On June 1, 2021, the U.S. Supreme Court denied a petition for a writ of certiorari filed by Next Energy, LLC to hear its case alleging a regulatory taking by the Illinois Department of Natural Resources relating to Illinois’ 2012 moratorium on issuance of permits for horizontal hydraulic fracturing wells, and Illinois’ subsequent onerous regulation of fracking.  (https://www.supremecourt.gov/search.aspx?filename=/docket/docketfiles/html/public/20-885.html.)  In 2011, Next Energy acquired 5-year leases on land for the purpose of extracting shale oil, which would require horizontal hydraulic fracturing wells. (https://www.supremecourt.gov/DocketPDF/20/20-885/164901/20201229140403326_Next.Writ.Cert.pdf.)  In mid-2021, the Illinois Department of Natural Resources commenced an unannounced moratorium on fracking.  In 2013, the Illinois legislature passed an act (“Act”) governing the drilling of such wells, and subsequently promulgated regulations on fracking in 2014.  As its leases would expire before permits could practically be issued under the 2014 regulations, and based on Next Energy’s belief that the onerous 2014 regulations would render an application economically prohibitive and therefore futile, rather than file an application for well permits – Next Energy filed an action in 2015 alleging a regulatory taking.  Next Energy’s brief to the U.S. Supreme Court points out that not one horizontal  hydraulic fracturing well has been drilled in Illinois since passage of the Act, supporting the argument that the onerous Act and regulations constitute a taking of property in violation of the U.S. Constitution. 

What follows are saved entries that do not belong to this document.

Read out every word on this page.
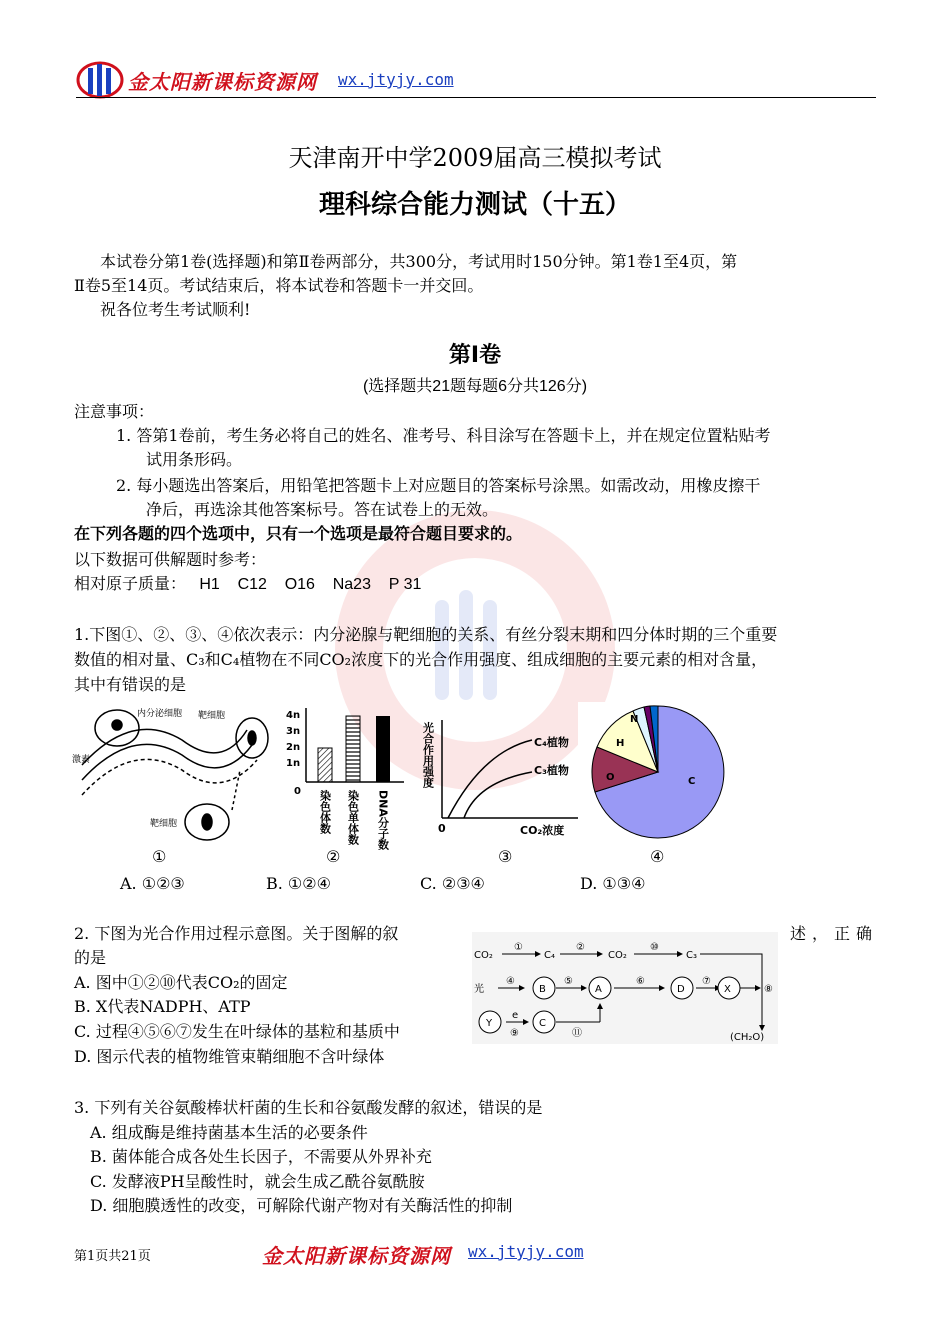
金太阳新课标资源网 wx.jtyjy.com
天津南开中学2009届高三模拟考试
理科综合能力测试（十五）
本试卷分第1卷(选择题)和第Ⅱ卷两部分，共300分，考试用时150分钟。第1卷1至4页，第
Ⅱ卷5至14页。考试结束后，将本试卷和答题卡一并交回。
祝各位考生考试顺利!
第Ⅰ卷
(选择题共21题每题6分共126分)
注意事项：
1. 答第1卷前，考生务必将自己的姓名、准考号、科目涂写在答题卡上，并在规定位置粘贴考
试用条形码。
2. 每小题选出答案后，用铅笔把答题卡上对应题目的答案标号涂黑。如需改动，用橡皮擦干
净后，再选涂其他答案标号。答在试卷上的无效。
在下列各题的四个选项中，只有一个选项是最符合题目要求的。
以下数据可供解题时参考：
相对原子质量：   H1    C12    O16    Na23    P 31
1.下图①、②、③、④依次表示：内分泌腺与靶细胞的关系、有丝分裂末期和四分体时期的三个重要
数值的相对量、C₃和C₄植物在不同CO₂浓度下的光合作用强度、组成细胞的主要元素的相对含量，
其中有错误的是
内分泌细胞 靶细胞
激素
靶细胞
①
4n
3n
2n
1n
0 染色体数 染色单体数 DNA分子数
②
光合作用强度
CO₂浓度
0
C₄植物
C₃植物
③
N
H
O	C
④
A. ①②③	B. ①②④	C. ②③④	D. ①③④
2. 下图为光合作用过程示意图。关于图解的叙	述，正确
的是
A. 图中①②⑩代表CO₂的固定
B. X代表NADPH、ATP
C. 过程④⑤⑥⑦发生在叶绿体的基粒和基质中
D. 图示代表的植物维管束鞘细胞不含叶绿体
CO₂	C₄	CO₂	C₃
①	②	⑩
光
④
B
⑤
A
⑥
D
⑦
X	⑧
Y
e
⑨
C
⑪	(CH₂O)
3. 下列有关谷氨酸棒状杆菌的生长和谷氨酸发酵的叙述，错误的是
A. 组成酶是维持菌基本生活的必要条件
B. 菌体能合成各处生长因子，不需要从外界补充
C. 发酵液PH呈酸性时，就会生成乙酰谷氨酰胺
D. 细胞膜透性的改变，可解除代谢产物对有关酶活性的抑制
第1页共21页	金太阳新课标资源网 wx.jtyjy.com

The Illinois trial court held that the action was not ripe, as Next Energy has not actually applied for a well permit.  This decision was appealed to the Illinois Appellate Court, which affirmed the trial court’s decision, and then appealed to the Illinois Supreme Court, which denied to review the decision.  Next Energy filed a petition for review by the U.S. Supreme Court on December 29, 2020, which was ultimately denied without a hearing on June 1, 2021.  This decision is relevant to the oil and gas industry, as states such as California are considering outright bans on fracking.  (http://www.mitchellchadwick.com/2021/04/california-gov-newsom-to-unilaterally-ban-fracking-by-2024/.)  One important lesson from this case is that owners of oil and gas leases should likely apply for well permits, even where onerous regulations are in place, to ensure that any subsequent claim is  considered “ripe” when litigation is filed.